BTW - every time I see posters really getting on their high horse about an opinion I always wish I could see some video of their skiing.  It's very hard for me to put any validity into strong soapbox stances if I don't know their skiing.  Luckily over the years I've skied with more and more of the bear regulars so that's becoming less of an issue.

post #80 of 80
 
 
 
Quote:
Originally Posted by SierraJim View Post

I liked the 105 and the 90 a lot and I thought that at least one other Head ski (iSpeed Magnum)  was a standout. Enough so that I'm working on a deal with Head which we currently only carry in Race Skis.
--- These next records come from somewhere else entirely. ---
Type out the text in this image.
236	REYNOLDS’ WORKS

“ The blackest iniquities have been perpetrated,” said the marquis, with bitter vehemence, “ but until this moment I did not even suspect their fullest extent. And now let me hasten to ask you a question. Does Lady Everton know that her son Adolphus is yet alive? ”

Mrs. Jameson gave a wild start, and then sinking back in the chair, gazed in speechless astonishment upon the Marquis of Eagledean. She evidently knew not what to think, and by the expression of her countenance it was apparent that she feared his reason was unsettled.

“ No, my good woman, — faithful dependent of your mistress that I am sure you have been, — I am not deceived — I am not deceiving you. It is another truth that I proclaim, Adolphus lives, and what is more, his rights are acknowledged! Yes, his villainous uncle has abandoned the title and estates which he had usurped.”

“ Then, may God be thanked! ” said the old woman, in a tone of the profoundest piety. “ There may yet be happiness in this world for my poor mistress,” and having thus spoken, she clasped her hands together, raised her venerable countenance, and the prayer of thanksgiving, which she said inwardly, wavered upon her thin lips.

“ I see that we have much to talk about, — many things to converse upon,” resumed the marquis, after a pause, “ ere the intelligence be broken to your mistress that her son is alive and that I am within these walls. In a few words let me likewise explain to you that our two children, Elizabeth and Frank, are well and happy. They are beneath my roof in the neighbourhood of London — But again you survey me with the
I really don't NEED another brand especially following this year but they've been good to work with and are earnest about a program sooooooooooo.............it may happen.

 


SJ - I love this move and it really strengthens my belief that the Start Haus is definitely one of the best shops in the country.  You guys clearly aren't just going through the motions during your testing and are really serious about making the best gear available to your customers.  I have to say though that I am surprised, after our conversation on the chair I didn't come away with much faith that you would actually carry the Rev line due to them not "selling themselves" through marketing and popularity.

 

P.S. I had such a discouraging conversation with the owner of my local small shop last week.  The whole time I just thought to myself that although the guy has been in business for over 30 years he just doesn't get that he's missing a critical opportunity to fill in gaps where the big chains don't have some of the better equipment covered.  He's a guy that's just going through the motions each buying season and brings in the same old run-of-the-mill crap that he ends up having to discount at the end of the season just to get rid of it.